Dayton.HM=loglm(Freq~(alcohol+cigarette+marijuana)^2,data=Dayton.ACM)
Dayton.HM
## Call:
## loglm(formula = Freq ~ (alcohol + cigarette + marijuana)^2, data = Dayton.ACM)
##
## Statistics:
## X^2 df P(> X^2)
## Likelihood Ratio 0.3739859 1 0.5408396
## Pearson 0.4010998 1 0.5265218
??? (d) Prepare a table giving the goodness-of-fit tests for these models, as well as the model of mutual independence, [A][C][M], and the saturated model, [ACM]. Hint: anova() is useful here. Which model appears to give the most reasonable fit? Explain your interpretation.

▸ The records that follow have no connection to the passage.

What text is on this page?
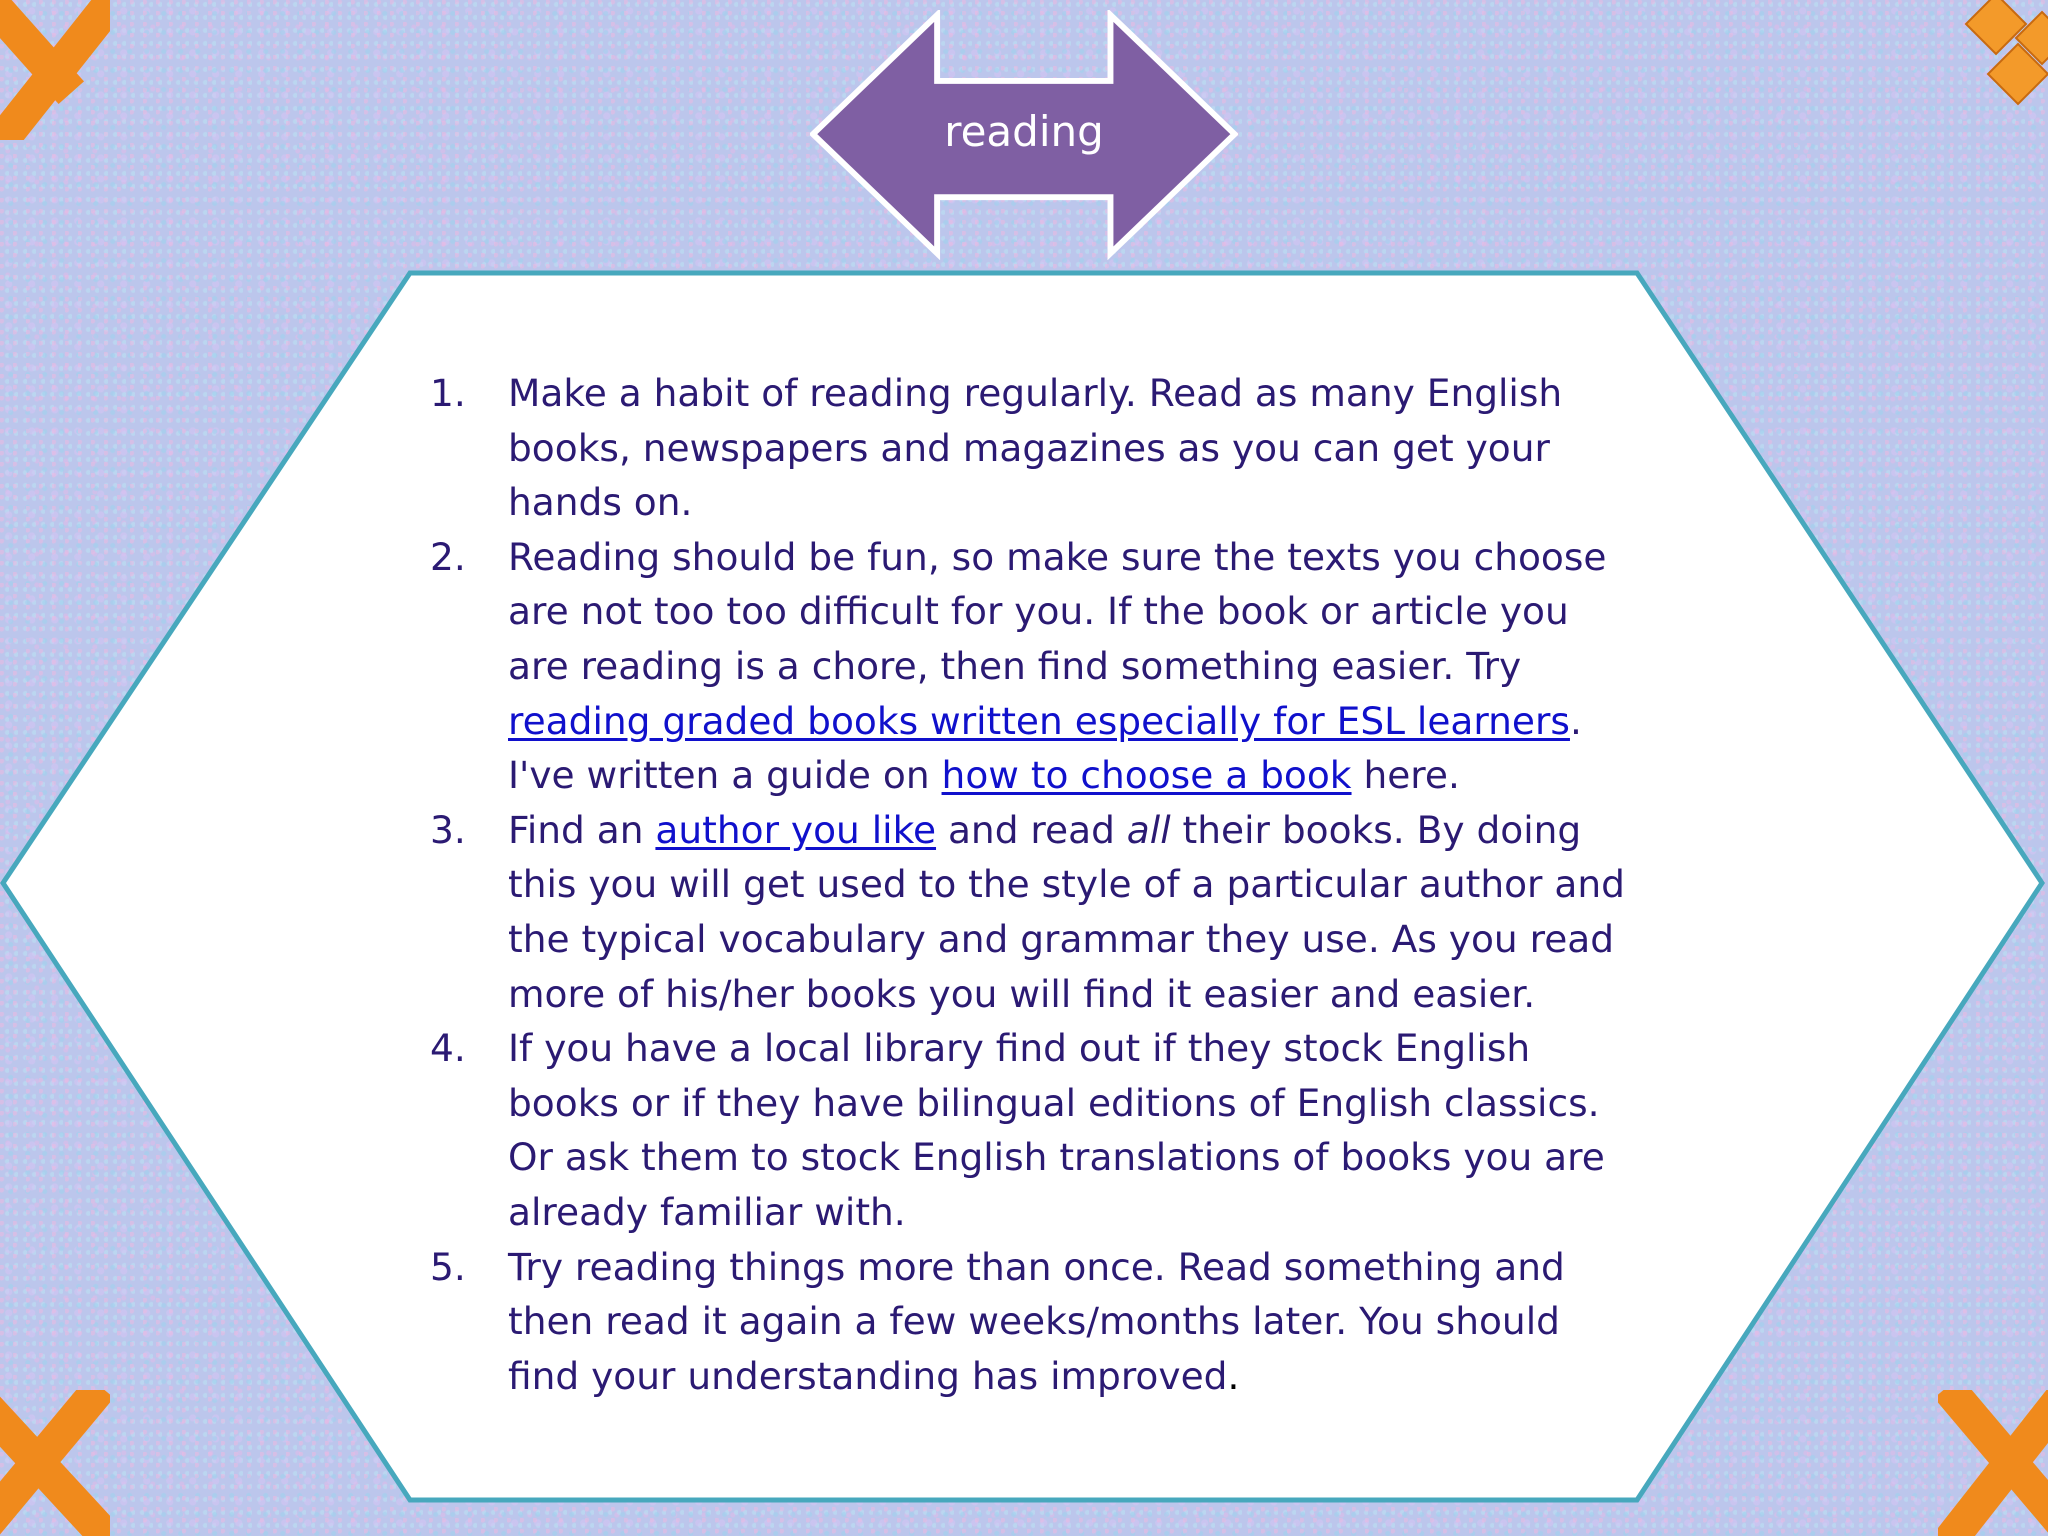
reading
1. Make a habit of reading regularly. Read as many English books, newspapers and magazines as you can get your hands on.
2. Reading should be fun, so make sure the texts you choose are not too too difficult for you. If the book or article you are reading is a chore, then find something easier. Try reading graded books written especially for ESL learners. I've written a guide on how to choose a book here.
3. Find an author you like and read all their books. By doing this you will get used to the style of a particular author and the typical vocabulary and grammar they use. As you read more of his/her books you will find it easier and easier.
4. If you have a local library find out if they stock English books or if they have bilingual editions of English classics. Or ask them to stock English translations of books you are already familiar with.
5. Try reading things more than once. Read something and then read it again a few weeks/months later. You should find your understanding has improved.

Mutual independence [A][C][M]:
Dayton.MI=loglm(Freq~alcohol+cigarette+marijuana,data=Dayton.ACM)
Dayton.MI
## Call:
## loglm(formula = Freq ~ alcohol + cigarette + marijuana, data = Dayton.ACM)
##
## Statistics:
## X^2 df P(> X^2)
## Likelihood Ratio 1286.020 4 0
## Pearson 1411.386 4 0
Saturated model [ACM]:
Dayton.SM=loglm(Freq~(alcohol*cigarette*marijuana),data=Dayton.ACM)
Dayton.SM
## Call:
## loglm(formula = Freq ~ (alcohol * cigarette * marijuana), data = Dayton.ACM)
##
## Statistics:
## X^2 df P(> X^2)
## Likelihood Ratio 0 0 1
## Pearson 0 0 1
anova(Dayton.JI,Dayton.CI,Dayton.HM,Dayton.MI,Dayton.SM, test = "chisq")
## LR tests for hierarchical log-linear models
##
## Model 1:
## Freq ~ alcohol + cigarette + marijuana
## Model 2:
## Freq ~ alcohol * cigarette + marijuana
## Model 3:
## Freq ~ marijuana * (alcohol + cigarette)
## Model 4:
## Freq ~ (alcohol + cigarette + marijuana)^2
## Model 5:
## Freq ~ (alcohol * cigarette * marijuana)
##
## Deviance df Delta(Dev) Delta(df) P(> Delta(Dev)
## Model 1 1286.0199544 4
## Model 2 843.8266437 3 442.1933108 1 0.00000
## Model 3 187.7543029 2 656.0723408 1 0.00000
## Model 4 0.3739859 1 187.3803170 1 0.00000
## Model 5 0.0000000 0 0.3739859 1 0.54084
## Saturated 0.0000000 0 0.0000000 0 1.00000
THe mutual independence model shows the best fit since it has the lowest pearson chi square and higher X^2 than the other models.